BRANDA.CO.ID – Sejarah kemerdekaan Indonesia menyimpan banyak kisah menarik, salah satunya terkait dengan naskah asli Proklamasi Kemerdekaan.
Siapa sangka, teks proklamasi yang ditulis tangan oleh Soekarno, sang proklamator, sempat mengalami nasib yang tak terduga, yaitu dibuang ke keranjang sampah.
Peristiwa proklamasi ini terjadi karena naskah tulisan tangan tersebut digantikan oleh salinan, yang telah diketik oleh Sayuti Melik pada dini hari tanggal 17 Agustus 1945.
Kisah ini menjadi bagian penting dari dokumentasi sejarah Republik Indonesia, yang kini menjadi cagar budaya. Bagi para pelajar dan pecinta sejarah, memahami detail di balik Proklamasi Kemerdekaan menjadi sangat penting.

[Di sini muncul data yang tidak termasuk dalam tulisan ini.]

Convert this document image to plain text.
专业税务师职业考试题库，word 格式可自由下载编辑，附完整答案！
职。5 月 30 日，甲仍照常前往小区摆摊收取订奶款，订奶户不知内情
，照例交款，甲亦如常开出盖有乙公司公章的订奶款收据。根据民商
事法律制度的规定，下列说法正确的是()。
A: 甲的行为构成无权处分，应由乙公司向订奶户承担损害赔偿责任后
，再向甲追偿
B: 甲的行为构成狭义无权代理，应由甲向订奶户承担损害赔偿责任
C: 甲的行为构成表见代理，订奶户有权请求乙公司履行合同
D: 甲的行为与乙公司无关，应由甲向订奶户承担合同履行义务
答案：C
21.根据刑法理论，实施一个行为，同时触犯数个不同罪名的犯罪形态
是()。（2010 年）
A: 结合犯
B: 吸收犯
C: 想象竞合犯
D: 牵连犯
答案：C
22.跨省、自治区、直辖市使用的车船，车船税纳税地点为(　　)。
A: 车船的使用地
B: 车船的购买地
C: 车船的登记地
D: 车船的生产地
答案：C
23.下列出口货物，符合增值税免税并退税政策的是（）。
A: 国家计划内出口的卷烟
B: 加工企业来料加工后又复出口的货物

Berdasarkan informasi dari laman Cagar Budaya Kemendikbud Ristek, naskah ini disusun di sebuah tempat yang penuh makna sejarah, yaitu di rumah Laksamana Tadashi Maeda.
Kediaman yang beralamat di Jalan Meiji Dori ini menjadi saksi bisu perumusan teks bersejarah tersebut. Proses perumusan naskah Proklamasi Kemerdekaan melibatkan tiga tokoh penting, yaitu Soekarno, Mohammad Hatta, dan Ahmad Soebardjo.
Ketiganya bekerja sama untuk merangkai kata-kata, yang akan mengumumkan kemerdekaan bangsa Indonesia kepada dunia.
Paragraf pertama dari naskah tersebut merupakan usulan dari Ahmad Soebardjo, yang kemudian diikuti dengan paragraf kedua yang merupakan usulan dari Mohammad Hatta.
Setelah dirumuskan, naskah ini kemudian dimintakan persetujuan dari sekitar 40 orang yang hadir dalam sidang penting tersebut. Barulah setelah mendapatkan persetujuan, naskah disalin dan diketik oleh Sayuti Melik.
Namun, momen penting setelah pengetikan naskah ini justru menjadi titik awal kisah terbuangnya naskah asli tulisan tangan Soekarno. Naskah ini, yang dianggap tidak diperlukan lagi setelah selesai diketik, dibuang ke keranjang sampah.
Beruntung, ada sosok bernama Burhanuddin Mohammad Diah yang menyadari nilai historis dari dokumen tersebut. Ia mengambil dan menyimpan naskah tulisan tangan itu sebagai dokumen pribadi, setelah rapat perumusan naskah proklamasi pada tanggal 17 Agustus 1945 berakhir.
Puluhan tahun kemudian, pada tahun 1995, Burhanuddin Mohammad Diah dengan sukarela menyerahkan naskah berharga tersebut kepada Presiden Soeharto.
Pada tahun yang sama pula, naskah tulisan tangan asli ini secara resmi disimpan di Arsip Nasional Republik Indonesia, menjadikannya bagian tak terpisahkan dari warisan bangsa.
Kini, naskah atau teks proklamasi kemerdekaan Indonesia tulisan tangan Soekarno telah ditetapkan sebagai cagar budaya.